1919, 98min.
di Augusto Genina
con Vittorio Rossi Pianelli, Italia Almirante Manzini, Ettore Piergiovanni
Recensione di Mauro Azzolini
Spoilerometro:

Nello schematico sistema di generi su cui si struttura il cinema italiano degli anni ’10 la commedia, di fatto, non esiste. Pubblico e case di produzione, inseriti in un meccanismo in cui è difficile comprendere chi dei due determini effettivamente le scelte dell’altro, tendono infatti a prediligere i grandi drammi di ambientazione storica o borghese; ed è dunque a titoli come Quo vadis?, Gli ultimi giorni di Pompei, Sangue bleu o Ma l’amor mio non muore! che si pensa immediatamente ogni qual volta si menziona quel periodo della nostra storia cinematografica.

Tratto dall’omonimo testo teatrale di Luigi Chiarini, che all’epoca spopolava sui palchi di tutta Italia, il film di Genina rappresenta una sostanziale smentita alla precedente affermazione. Gli elementi della commedia sono tutti presenti nella vicenda raccontata: un uomo, parlando per ipotesi davanti agli amici, si proclama capace di usare il pugno duro con la moglie qualora la scoprisse fedifraga, ma dopo essersi trovato davvero di fronte al tradimento, tentenna, stenta ad adottare le misure forti che poco prima riteneva necessarie. È così che, mentre intima alla donna di sparire per sempre, racconta a tutti di averla uccisa per difendere il proprio onore. Portato in tribunale e lì difeso dall’avvocato con cui la moglie si prendeva gioco di lui, viene assolto e festeggiato dagli amici concordi nel definirlo un grand’uomo. Sul finale, però, la donna creduta morta riappare e dopo una breve serie di equivoci ritrova l’amore del marito in un contraddittorio happy ending.

La semplicità dell’intreccio simil-pirandelliano non deve far pensare ad un prodotto banale.
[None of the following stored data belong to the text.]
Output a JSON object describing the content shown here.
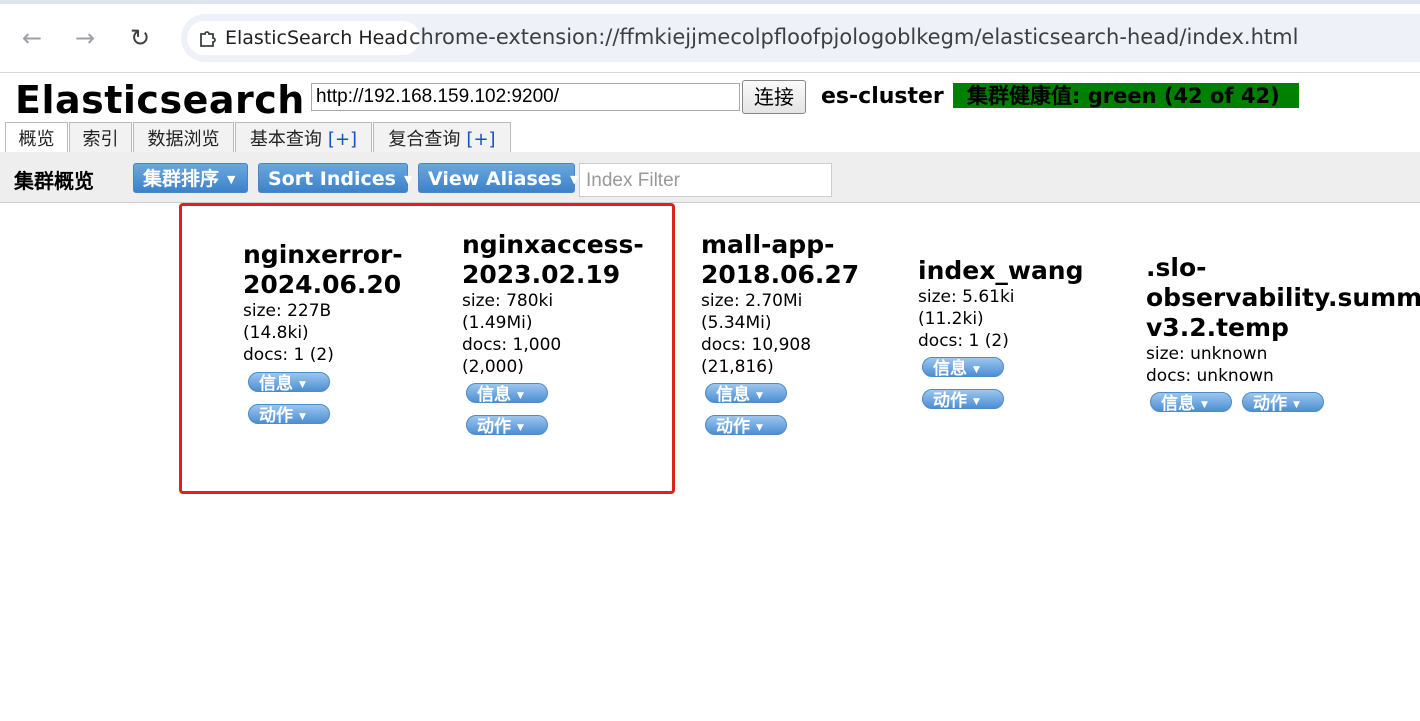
{
  "browser": {
    "tab_label": "ElasticSearch Head",
    "url": "chrome-extension://ffmkiejjmecolpfloofpjologoblkegm/elasticsearch-head/index.html"
  },
  "header": {
    "title": "Elasticsearch",
    "connect_url": "http://192.168.159.102:9200/",
    "connect_label": "连接",
    "cluster_name": "es-cluster",
    "health": "集群健康值: green (42 of 42)",
    "health_color": "#008000"
  },
  "tabs": [
    {
      "label": "概览",
      "plus": ""
    },
    {
      "label": "索引",
      "plus": ""
    },
    {
      "label": "数据浏览",
      "plus": ""
    },
    {
      "label": "基本查询",
      "plus": "[+]"
    },
    {
      "label": "复合查询",
      "plus": "[+]"
    }
  ],
  "toolbar": {
    "title": "集群概览",
    "sort_cluster": "集群排序",
    "sort_indices": "Sort Indices",
    "view_aliases": "View Aliases",
    "filter_placeholder": "Index Filter"
  },
  "indices": [
    {
      "name_1": "nginxerror-",
      "name_2": "2024.06.20",
      "name_3": "",
      "size_1": "size: 227B",
      "size_2": "(14.8ki)",
      "docs_1": "docs: 1 (2)",
      "docs_2": "",
      "info": "信息",
      "action": "动作"
    },
    {
      "name_1": "nginxaccess-",
      "name_2": "2023.02.19",
      "name_3": "",
      "size_1": "size: 780ki",
      "size_2": "(1.49Mi)",
      "docs_1": "docs: 1,000",
      "docs_2": "(2,000)",
      "info": "信息",
      "action": "动作"
    },
    {
      "name_1": "mall-app-",
      "name_2": "2018.06.27",
      "name_3": "",
      "size_1": "size: 2.70Mi",
      "size_2": "(5.34Mi)",
      "docs_1": "docs: 10,908",
      "docs_2": "(21,816)",
      "info": "信息",
      "action": "动作"
    },
    {
      "name_1": "index_wang",
      "name_2": "",
      "name_3": "",
      "size_1": "size: 5.61ki",
      "size_2": "(11.2ki)",
      "docs_1": "docs: 1 (2)",
      "docs_2": "",
      "info": "信息",
      "action": "动作"
    },
    {
      "name_1": ".slo-",
      "name_2": "observability.summa",
      "name_3": "v3.2.temp",
      "size_1": "size: unknown",
      "size_2": "",
      "docs_1": "docs: unknown",
      "docs_2": "",
      "info": "信息",
      "action": "动作"
    }
  ],
  "colors": {
    "highlight_border": "#e0201b",
    "button_blue": "#3d82c9"
  }
}
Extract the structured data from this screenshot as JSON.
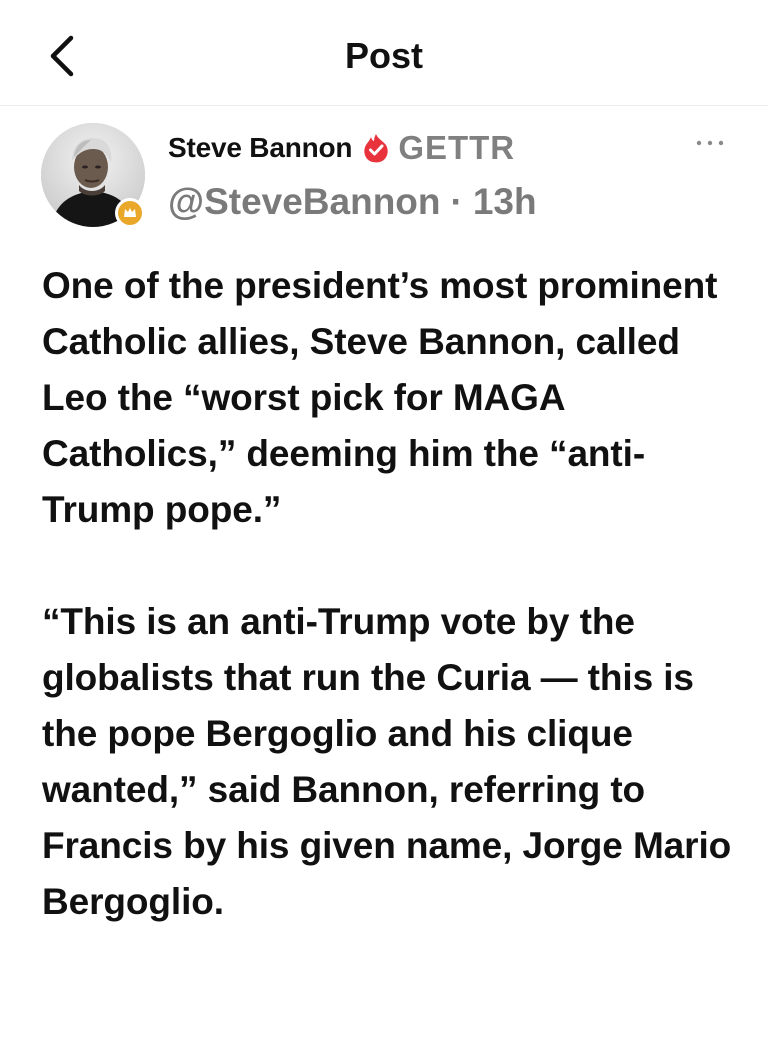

Nonostante, infatti, il cinema italiano dell’epoca non sia terreno di sperimentazioni artistiche come parallelamente accade in Francia, Germania o Unione Sovietica, è possibile identificare traiettorie autoriali di primo piano. Augusto Genina costruisce un film capace di gestire gli strumenti a disposizione in modo originale: la profondità di campo da necessità tecnica diventa scelta artistica e gli spazi vengono gestiti in modo nuovo grazie a movimenti morbidi della macchina da presa, i cartelli inizialmente più frequenti vanno via via diminuendo in misura inversamente proporzionale al complicarsi della storia e così le scene brevi, che quasi sembrano dichiarare la volontà di usare segni d’interpunzione in fase di montaggio, si dilatano frammentandosi in carrellate e singole inquadrature che compongono quadri più ampi (come nel caso della sezione ambientata in tribunale).

Tornato in sala grazie al lavoro di restauro effettuato nel 2018 dalla Cineteca di Bologna e dal Museo nazionale del cinema di Torino a partire da una copia messicana superstite, La maschera e il volto mostra anche un uso intelligente della fotografia: basti pensare alla dialettica che attraversa la sequenza finale tra la luminosità ricca di contrasti del funerale dell’ipotetica vittima dell’omicidio e i toni scuri e sfumati della camera in cui marito e moglie ritrovano l’amore. Completano il quadro le interpretazioni che vedono brillare – una volta tanto, è il caso di dire, per l’epoca del “diva-film” – i personaggi maschili e il lavoro di “riduzione” e contenimento scenico effettuato sull’affascinante Almirante Manzini.